HL-60 studies contribute to strategies that enhance blood cell recovery, a central goal in regenerative haematology.
Caco-2 and Intestinal Regeneration
The colon carcinoma-derived Caco-2 line is a cornerstone for gastrointestinal regeneration research. When cultured, they form enterocyte-like cells with tight junctions, making them excellent models of intestinal repair.
In regenerative medicine, Caco-2 cells are used to:
- Test biomaterials for gut healing, such as scaffolds designed for intestinal reconstruction.
- Evaluate nutrient uptake restoration, critical for patients recovering from gastrointestinal surgery.
- Study epithelial regeneration mechanisms, including stem cell contributions to gut repair.

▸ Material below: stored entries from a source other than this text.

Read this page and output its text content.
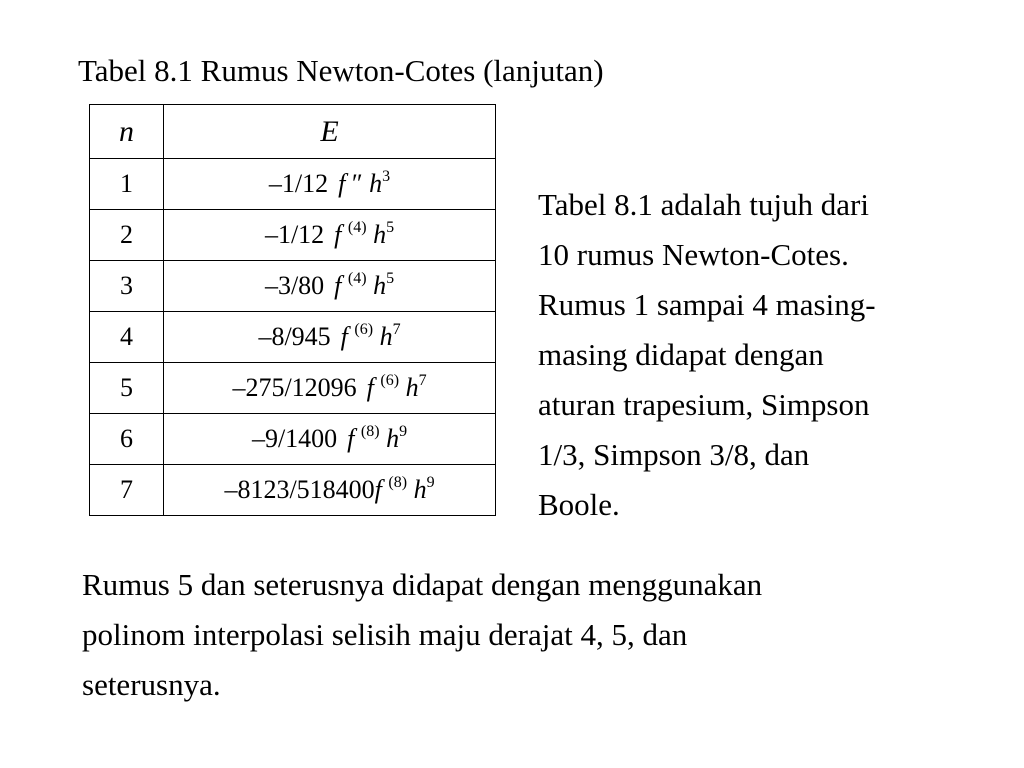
Tabel 8.1 Rumus Newton-Cotes (lanjutan)
n	E
1	–1/12 f ″ $h^3$
2	–1/12 f $^{(4)}$ $h^5$
3	–3/80 f $^{(4)}$ $h^5$
4	–8/945 f $^{(6)}$ $h^7$
5	–275/12096 f $^{(6)}$ $h^7$
6	–9/1400 f $^{(8)}$ $h^9$
7	–8123/518400f $^{(8)}$ $h^9$
Tabel 8.1 adalah tujuh dari
10 rumus Newton-Cotes.
Rumus 1 sampai 4 masing-
masing didapat dengan
aturan trapesium, Simpson
1/3, Simpson 3/8, dan
Boole.
Rumus 5 dan seterusnya didapat dengan menggunakan
polinom interpolasi selisih maju derajat 4, 5, dan
seterusnya.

By replicating barrier function, Caco-2 cells support therapies aimed at restoring gastrointestinal health after injury or disease.
HepG2 and Liver Regeneration
As the liver is renowned for its regenerative capacity, HepG2 cells are widely used to study hepatic repair mechanisms. Though not fully equivalent to primary hepatocytes, they provide a scalable system for exploring regenerative processes in the liver.
Applications include:
- Investigating hepatocyte proliferation, central to liver regeneration after injury.
- Testing hepatoprotective compounds, which promote recovery in liver disease.
- Biomaterial evaluation, examining scaffolds designed for liver tissue engineering.
HepG2-based studies contribute to regenerative hepatology, where therapies aim to restore liver function in conditions such as cirrhosis or fatty liver disease.
Conclusion
Regenerative medicine and tissue engineering rely on immortalised cell lines to explore how cells respond to biomaterials, growth factors, and regenerative cues. While no line can fully capture the complexity of patient-specific tissues, together they form a toolkit for evaluating strategies across multiple systems.
HeLa illustrates cellular plasticity, HEK293 supports gene-based regenerative approaches, and CHO provides biologics for repair. SH-SY5Y aids neuronal regeneration, MCF7 clarifies hormone influences, and THP1 models immune-regenerative interactions. A2780 demonstrates the overlap between repair and oncology, HL-60 informs haematopoietic recovery, Caco-2 replicates gut regeneration, and HepG2 highlights hepatic repair mechanisms.
By providing reproducible and scalable models, these lines advance the vision of regenerative medicine — a field where restoring tissues and organs becomes a clinical reality.